Everything-as-Code: lessons from Applications-as-Code

Ruud Schoonderwoerd
Nationwide Technology
8 min readApr 13, 2021

With the advent of virtualisation and cloud computing it is now possible to represent virtually everything as code. Or perhaps I should say “everything virtual”, as the one thing it doesn’t include is physical tin. “Everything-as-Code” can refer to the domains of infrastructure, platform software configuration, networks, CI/CD pipelines, monitoring tools, test artefacts, and indeed entire test environments as well as the production environment.

Everything-as-Code (or “EaC” from here onwards) has the potential to make the jobs of IT engineers easier, and to generate benefits in terms of traceability, consistency, repeatability, collaboration, governance, and security.

To gain these benefits, it needs to be done well. As you can imagine, EaC is a huge area requiring specialist skills in each of these domains. As a result there are many challenges (more on this later). This article however is about a common theme that binds them together: the fact that everything is code. To do EaC well, we need to apply our experience with Applications-as-Code. For example, a common EaC anti-pattern is that, as part of the adoption of something-as-code, existing manual configuration tasks are converted into a script, and proudly declared as automated. This misses the mark. Applications aren’t just scripts. Applications are software. They are engineered and maintained as such.

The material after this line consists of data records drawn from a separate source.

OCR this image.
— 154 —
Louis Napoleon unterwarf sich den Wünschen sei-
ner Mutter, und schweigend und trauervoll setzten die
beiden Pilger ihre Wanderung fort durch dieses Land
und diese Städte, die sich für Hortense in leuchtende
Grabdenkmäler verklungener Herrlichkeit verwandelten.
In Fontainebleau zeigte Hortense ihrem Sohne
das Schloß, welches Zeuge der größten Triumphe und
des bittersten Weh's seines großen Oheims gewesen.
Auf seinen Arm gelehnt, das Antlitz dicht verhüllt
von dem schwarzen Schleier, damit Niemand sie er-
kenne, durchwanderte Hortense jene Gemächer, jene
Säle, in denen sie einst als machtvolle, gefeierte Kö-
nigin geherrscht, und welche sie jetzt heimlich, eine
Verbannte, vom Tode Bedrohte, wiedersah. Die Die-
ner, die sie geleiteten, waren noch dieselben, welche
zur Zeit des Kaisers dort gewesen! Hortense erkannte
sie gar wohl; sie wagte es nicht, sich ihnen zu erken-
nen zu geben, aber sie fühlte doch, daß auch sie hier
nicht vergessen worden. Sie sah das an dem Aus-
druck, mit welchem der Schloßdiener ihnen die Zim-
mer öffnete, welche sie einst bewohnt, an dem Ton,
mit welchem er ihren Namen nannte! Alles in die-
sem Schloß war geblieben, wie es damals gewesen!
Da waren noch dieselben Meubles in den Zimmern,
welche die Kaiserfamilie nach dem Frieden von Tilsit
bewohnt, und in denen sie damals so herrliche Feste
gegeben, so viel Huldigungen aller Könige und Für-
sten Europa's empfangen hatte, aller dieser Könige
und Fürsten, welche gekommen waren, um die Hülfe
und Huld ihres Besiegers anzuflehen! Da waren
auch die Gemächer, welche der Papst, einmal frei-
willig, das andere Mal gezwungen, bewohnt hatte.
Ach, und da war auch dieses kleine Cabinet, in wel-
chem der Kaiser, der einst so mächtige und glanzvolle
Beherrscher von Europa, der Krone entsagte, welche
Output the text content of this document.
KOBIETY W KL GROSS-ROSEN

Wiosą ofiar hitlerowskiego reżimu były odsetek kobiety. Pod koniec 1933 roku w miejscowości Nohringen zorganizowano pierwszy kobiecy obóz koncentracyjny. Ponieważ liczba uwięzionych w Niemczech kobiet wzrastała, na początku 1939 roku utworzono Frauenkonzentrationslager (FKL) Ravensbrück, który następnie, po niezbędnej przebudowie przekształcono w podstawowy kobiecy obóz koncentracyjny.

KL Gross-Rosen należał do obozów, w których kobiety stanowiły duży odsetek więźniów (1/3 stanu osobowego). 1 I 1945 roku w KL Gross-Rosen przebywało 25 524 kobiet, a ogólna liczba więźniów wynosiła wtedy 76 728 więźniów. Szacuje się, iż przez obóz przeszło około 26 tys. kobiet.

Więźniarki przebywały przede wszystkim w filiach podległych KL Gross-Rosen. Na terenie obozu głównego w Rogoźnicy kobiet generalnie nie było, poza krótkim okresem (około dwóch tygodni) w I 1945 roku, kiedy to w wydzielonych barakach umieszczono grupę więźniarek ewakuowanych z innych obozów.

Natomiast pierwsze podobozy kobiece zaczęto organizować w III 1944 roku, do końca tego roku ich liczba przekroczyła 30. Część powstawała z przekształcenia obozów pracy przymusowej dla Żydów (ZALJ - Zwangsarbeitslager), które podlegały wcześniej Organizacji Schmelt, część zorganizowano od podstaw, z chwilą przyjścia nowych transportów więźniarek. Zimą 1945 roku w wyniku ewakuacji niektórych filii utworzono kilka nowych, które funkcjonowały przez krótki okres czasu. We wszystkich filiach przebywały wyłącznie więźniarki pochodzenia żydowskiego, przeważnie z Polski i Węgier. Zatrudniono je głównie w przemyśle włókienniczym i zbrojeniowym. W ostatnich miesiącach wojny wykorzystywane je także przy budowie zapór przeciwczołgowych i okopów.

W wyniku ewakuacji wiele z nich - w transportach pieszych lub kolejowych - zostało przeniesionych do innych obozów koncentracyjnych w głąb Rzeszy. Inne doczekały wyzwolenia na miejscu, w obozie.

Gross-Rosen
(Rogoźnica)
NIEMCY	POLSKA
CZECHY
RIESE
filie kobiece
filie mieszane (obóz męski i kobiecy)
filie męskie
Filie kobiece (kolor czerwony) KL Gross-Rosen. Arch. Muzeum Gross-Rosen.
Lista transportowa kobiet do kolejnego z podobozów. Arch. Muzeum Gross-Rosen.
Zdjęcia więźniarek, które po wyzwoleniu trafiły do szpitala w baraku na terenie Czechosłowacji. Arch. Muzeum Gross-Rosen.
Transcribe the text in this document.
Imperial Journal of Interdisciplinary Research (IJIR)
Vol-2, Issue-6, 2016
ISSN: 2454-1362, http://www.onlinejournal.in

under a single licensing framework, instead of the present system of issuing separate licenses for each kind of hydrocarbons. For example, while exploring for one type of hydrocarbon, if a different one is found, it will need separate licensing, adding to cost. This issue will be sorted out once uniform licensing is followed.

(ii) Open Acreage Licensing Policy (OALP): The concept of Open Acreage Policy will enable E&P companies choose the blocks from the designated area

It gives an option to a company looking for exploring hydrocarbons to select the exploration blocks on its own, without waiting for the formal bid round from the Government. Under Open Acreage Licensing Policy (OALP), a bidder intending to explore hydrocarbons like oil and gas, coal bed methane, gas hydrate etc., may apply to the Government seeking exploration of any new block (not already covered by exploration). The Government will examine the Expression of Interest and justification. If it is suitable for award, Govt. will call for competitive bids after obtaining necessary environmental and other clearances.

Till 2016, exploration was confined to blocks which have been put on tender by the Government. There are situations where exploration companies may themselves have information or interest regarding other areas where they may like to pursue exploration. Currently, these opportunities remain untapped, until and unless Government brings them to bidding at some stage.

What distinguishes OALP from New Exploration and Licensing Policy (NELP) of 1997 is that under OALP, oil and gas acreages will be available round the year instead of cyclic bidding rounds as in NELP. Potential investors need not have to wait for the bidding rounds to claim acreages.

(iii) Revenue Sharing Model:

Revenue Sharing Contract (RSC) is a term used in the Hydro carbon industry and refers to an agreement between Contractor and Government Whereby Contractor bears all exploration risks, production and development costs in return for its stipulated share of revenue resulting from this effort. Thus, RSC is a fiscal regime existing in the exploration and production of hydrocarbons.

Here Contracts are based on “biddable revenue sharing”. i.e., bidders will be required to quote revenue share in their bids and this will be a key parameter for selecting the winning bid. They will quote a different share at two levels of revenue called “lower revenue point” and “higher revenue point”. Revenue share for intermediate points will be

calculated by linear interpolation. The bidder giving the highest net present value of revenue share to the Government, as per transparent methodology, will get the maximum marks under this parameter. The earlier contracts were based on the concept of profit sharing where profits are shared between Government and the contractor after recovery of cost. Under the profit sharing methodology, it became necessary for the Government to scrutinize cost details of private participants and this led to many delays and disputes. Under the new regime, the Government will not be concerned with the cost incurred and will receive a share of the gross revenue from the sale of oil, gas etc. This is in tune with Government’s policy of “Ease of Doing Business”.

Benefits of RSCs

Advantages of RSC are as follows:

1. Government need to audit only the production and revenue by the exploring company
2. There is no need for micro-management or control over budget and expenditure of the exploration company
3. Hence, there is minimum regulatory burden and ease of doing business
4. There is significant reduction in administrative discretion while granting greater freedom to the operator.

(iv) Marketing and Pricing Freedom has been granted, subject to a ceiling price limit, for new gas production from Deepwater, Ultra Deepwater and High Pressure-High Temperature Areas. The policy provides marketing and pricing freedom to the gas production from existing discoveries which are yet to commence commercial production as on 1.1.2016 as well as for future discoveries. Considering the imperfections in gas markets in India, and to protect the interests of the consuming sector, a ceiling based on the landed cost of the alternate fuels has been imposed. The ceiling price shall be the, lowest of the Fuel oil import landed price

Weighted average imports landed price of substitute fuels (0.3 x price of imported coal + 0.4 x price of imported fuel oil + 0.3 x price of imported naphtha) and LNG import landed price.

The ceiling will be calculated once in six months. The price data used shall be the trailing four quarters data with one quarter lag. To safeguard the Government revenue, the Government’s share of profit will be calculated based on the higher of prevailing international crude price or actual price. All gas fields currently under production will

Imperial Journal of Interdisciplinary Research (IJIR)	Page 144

What does this mean for EaC?

Code is version controlled and maintained in a code repository

Version control systems are universally adopted by application developers to manage code. They provide traceability and a single point of truth. Their branch and merge capabilities enable collaboration between teams of engineers.

Not having version control for EaC could mean script files residing in different locations, lack of knowledge of what is the latest tested version, and a cascade of issues following from this.

Code has a CI/CD pipeline

In application development, the CI/CD pipeline ensures that code is converted into deployable build artefacts, and that it is automatically tested and quality checked, and assessed for security vulnerabilities, before being deployed to production. A well-engineered CI/CD pipeline provides traceability and a tight amount of control over what happens in each environment.

The development of code for infrastructure, platforms, network configs, and even CI/CD pipelines themselves will benefit from their own pipelines to ensure testing and quality checks take place before deployment. It will also provide traceability, meaning knowing at all times what is deployed where.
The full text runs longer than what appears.